Georges traduit en direct, sa voix sonore couvrant le pépiement de l’Italien et le roucoulement mou de Bill.

-       C’est l’Italien qui parle : Les types de Washington s’agitent. Ils savent que tu as le Léonard. T’as pas d’bol, tout le monde se fout évidemment de Leonard de Vinci à Langley, mais voilà, ton histoire tombe à pic: On est en délicatesse avec nos amis français, de la cuisine de barbouzes, je passe les détails. Et franchement, tenir la preuve de ce snafu (acronyme du dialecte militaire, situation normal, all fucked up), ça nous aiderait. Ta petite histoire est prise dans le tourbillon de la grande. Tu as encore le choix. Tu le rends gentiment à l’ambassade. Fais vite. Si tu traînes, ça va énerver tout le monde. En bas de la pyramide, il y a des personnages qui maîtrisent mal leurs émotions. Un peu de tension, et c’est l’accident, bête et brutal.

-       C’est une menace ?

-       Evidemment, têtard. Tu crois sérieusement qu’on a regardé tes parties de jambes en l’air et ton entourloupe au Léonard comme des fées au-dessus d’un berceau ?

M’enfin, rumine X251, c’est exaspérant. C’est pas un moulin ici. Ces types visitent la maison comme si ils avaient les clés.

-       Tout le monde sait ? Reprend Bill.

-       Tu rends le Léonard, tu sautes qui tu veux et t’écris tes mémoires.

-       A qui ?

-       Pour tes mémoires, je suggère la postérité. Pour le Léonard, à nous.

-       Quand ?

-       Disons maintenant.

-       C’est quoi, la récompense ?

-       Oh la, bonhomme. La vie, ça te va ?

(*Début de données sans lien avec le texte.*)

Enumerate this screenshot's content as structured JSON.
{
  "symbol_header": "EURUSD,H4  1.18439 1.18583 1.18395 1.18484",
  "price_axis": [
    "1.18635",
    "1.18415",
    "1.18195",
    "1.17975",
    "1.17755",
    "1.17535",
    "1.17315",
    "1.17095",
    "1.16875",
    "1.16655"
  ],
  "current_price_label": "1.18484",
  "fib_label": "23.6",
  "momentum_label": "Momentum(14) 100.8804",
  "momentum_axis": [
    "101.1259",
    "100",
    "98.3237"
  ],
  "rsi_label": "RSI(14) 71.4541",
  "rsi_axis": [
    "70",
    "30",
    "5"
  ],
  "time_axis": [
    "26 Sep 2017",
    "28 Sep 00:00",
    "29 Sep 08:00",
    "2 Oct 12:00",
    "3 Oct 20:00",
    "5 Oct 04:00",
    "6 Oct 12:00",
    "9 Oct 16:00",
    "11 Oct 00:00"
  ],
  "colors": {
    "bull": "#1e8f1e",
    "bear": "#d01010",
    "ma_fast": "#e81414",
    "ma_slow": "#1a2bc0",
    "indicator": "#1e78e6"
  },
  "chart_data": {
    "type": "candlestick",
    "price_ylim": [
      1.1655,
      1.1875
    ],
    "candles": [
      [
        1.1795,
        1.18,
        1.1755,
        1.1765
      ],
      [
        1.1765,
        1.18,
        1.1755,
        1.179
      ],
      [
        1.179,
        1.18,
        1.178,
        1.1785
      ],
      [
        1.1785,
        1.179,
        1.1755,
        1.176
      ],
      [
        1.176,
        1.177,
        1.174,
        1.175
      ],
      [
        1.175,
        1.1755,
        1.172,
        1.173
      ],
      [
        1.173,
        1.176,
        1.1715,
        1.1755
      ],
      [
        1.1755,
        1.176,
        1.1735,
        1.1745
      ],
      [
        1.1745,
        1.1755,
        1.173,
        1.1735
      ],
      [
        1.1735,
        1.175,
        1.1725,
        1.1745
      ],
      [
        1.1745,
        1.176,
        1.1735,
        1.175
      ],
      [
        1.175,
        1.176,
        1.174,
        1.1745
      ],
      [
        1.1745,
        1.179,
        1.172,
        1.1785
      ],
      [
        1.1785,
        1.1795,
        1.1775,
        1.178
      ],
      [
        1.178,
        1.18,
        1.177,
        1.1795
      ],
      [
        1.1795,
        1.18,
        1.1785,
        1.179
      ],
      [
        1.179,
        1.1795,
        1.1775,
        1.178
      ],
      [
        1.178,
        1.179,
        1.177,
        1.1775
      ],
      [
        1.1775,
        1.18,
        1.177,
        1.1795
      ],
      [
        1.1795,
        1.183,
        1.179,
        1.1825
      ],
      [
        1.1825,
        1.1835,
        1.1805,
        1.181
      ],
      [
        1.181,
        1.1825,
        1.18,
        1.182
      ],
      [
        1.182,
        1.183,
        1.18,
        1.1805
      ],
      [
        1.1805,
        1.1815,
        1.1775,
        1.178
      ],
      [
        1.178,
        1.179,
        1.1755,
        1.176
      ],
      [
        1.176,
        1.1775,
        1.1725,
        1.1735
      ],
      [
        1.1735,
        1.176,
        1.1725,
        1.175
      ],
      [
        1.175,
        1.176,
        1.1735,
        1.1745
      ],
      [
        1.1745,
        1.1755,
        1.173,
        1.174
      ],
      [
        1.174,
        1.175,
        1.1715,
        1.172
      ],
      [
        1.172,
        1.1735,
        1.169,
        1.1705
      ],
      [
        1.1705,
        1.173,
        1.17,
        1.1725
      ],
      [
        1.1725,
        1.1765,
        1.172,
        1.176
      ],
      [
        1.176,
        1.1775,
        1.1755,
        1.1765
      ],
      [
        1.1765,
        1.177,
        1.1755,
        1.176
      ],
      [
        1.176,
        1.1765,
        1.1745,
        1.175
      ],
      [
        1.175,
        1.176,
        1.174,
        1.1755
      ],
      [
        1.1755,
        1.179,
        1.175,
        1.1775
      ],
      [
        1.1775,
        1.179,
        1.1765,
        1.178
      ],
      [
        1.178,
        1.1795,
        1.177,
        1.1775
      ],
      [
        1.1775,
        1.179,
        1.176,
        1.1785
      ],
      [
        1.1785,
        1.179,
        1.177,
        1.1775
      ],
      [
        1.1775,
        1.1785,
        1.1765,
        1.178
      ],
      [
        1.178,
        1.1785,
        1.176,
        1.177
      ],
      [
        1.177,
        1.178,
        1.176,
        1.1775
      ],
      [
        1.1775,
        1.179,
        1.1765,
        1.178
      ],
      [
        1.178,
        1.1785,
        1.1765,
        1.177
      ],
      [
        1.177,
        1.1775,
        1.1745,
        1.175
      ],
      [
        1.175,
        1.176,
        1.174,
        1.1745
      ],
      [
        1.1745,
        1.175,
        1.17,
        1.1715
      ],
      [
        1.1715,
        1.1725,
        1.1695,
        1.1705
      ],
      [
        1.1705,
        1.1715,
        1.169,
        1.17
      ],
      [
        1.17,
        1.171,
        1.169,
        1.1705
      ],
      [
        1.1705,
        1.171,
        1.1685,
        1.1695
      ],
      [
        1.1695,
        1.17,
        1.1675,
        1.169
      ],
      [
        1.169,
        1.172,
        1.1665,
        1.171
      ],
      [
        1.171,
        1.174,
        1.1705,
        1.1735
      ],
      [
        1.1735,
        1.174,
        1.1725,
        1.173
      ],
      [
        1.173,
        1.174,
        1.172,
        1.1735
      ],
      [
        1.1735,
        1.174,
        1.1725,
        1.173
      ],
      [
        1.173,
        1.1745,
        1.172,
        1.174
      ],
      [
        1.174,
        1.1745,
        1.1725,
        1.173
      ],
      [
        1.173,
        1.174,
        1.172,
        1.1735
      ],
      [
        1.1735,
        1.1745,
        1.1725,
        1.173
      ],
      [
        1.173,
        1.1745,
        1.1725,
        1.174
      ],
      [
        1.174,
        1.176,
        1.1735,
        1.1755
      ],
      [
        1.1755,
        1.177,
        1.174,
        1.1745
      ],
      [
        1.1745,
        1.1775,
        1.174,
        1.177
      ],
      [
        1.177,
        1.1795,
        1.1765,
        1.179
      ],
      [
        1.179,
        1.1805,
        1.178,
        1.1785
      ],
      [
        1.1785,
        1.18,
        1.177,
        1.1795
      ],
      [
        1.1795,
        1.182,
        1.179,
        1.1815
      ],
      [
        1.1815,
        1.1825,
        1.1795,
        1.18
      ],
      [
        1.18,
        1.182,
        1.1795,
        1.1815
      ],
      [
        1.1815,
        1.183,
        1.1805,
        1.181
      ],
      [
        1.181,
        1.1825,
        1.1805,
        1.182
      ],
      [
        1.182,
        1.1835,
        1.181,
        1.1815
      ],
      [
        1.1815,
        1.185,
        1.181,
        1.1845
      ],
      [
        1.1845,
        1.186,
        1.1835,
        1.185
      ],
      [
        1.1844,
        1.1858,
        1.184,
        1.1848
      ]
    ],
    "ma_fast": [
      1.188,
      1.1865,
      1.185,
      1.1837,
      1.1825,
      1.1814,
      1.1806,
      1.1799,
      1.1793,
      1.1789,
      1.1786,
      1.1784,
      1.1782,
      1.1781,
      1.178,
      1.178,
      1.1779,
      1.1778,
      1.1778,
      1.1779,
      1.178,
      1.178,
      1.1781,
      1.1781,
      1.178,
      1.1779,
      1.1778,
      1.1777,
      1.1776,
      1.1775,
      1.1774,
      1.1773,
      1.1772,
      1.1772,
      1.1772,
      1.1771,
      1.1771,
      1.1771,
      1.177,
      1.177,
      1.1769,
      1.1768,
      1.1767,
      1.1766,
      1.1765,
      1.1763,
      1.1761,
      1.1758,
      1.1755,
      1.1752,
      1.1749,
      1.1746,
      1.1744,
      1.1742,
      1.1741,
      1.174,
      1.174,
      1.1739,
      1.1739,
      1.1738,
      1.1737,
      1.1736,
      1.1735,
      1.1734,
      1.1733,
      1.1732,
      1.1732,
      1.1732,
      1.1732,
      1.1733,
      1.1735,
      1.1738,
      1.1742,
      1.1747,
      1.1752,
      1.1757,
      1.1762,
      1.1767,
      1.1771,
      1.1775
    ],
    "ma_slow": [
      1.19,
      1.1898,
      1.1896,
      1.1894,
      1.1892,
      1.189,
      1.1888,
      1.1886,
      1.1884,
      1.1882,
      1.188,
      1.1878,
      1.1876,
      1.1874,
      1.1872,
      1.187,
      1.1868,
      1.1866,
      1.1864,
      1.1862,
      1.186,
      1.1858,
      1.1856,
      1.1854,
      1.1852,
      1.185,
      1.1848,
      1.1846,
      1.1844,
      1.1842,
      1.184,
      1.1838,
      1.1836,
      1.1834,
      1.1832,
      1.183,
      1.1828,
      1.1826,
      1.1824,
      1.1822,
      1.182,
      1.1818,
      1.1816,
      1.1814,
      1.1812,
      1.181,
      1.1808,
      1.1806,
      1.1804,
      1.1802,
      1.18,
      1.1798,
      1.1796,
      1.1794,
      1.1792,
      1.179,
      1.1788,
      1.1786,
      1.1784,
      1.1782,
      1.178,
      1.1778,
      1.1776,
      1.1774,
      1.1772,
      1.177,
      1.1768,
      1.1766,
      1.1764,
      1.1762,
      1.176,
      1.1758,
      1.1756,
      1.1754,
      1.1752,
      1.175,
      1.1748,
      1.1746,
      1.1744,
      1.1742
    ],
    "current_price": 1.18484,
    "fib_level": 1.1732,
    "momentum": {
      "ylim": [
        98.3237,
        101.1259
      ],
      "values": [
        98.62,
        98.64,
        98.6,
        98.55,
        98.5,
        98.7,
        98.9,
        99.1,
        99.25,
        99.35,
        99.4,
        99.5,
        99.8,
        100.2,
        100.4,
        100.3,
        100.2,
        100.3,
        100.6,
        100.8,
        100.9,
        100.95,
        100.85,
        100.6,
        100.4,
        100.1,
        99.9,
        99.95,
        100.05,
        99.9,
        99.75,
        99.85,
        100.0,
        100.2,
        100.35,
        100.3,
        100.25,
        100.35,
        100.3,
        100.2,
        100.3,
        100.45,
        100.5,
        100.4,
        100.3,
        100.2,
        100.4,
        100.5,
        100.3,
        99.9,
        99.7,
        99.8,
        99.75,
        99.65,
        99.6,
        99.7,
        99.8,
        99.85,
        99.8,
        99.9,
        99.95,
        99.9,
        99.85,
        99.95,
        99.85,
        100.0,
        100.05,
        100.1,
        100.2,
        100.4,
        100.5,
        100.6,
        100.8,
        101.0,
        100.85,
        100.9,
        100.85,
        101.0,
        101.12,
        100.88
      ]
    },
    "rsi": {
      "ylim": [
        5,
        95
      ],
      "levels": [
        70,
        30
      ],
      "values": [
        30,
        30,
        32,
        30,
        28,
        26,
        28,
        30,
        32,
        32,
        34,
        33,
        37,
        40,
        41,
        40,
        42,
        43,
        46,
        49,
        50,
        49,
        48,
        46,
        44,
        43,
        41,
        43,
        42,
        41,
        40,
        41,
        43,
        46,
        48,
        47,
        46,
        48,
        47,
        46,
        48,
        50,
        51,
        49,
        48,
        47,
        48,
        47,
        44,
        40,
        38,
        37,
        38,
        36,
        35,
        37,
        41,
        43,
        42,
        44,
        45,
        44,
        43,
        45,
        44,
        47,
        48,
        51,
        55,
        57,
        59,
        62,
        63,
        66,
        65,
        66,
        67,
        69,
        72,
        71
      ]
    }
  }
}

-       Les Français payent mieux…

-       … Petit vicieux.

X251 arrête la bande, et subséquemment Georges. Le petit comique est sacrément culotté. Pour confirmation, il appelle son supérieur. Pas de contact avec Bill. On reprend Georges.

- … Petit vicieux.

-       Ca n’a rien de vicieux. J’entreprends dans le compliqué, je réussis l’improbable, je mérite de l’élégant, du raffiné, du luxueux.

-       Tu rameutes surtout les emmerdes. Tu vas te faire offrir une médaille calibre 38 qui tiendra toute seule, pas besoin de ruban.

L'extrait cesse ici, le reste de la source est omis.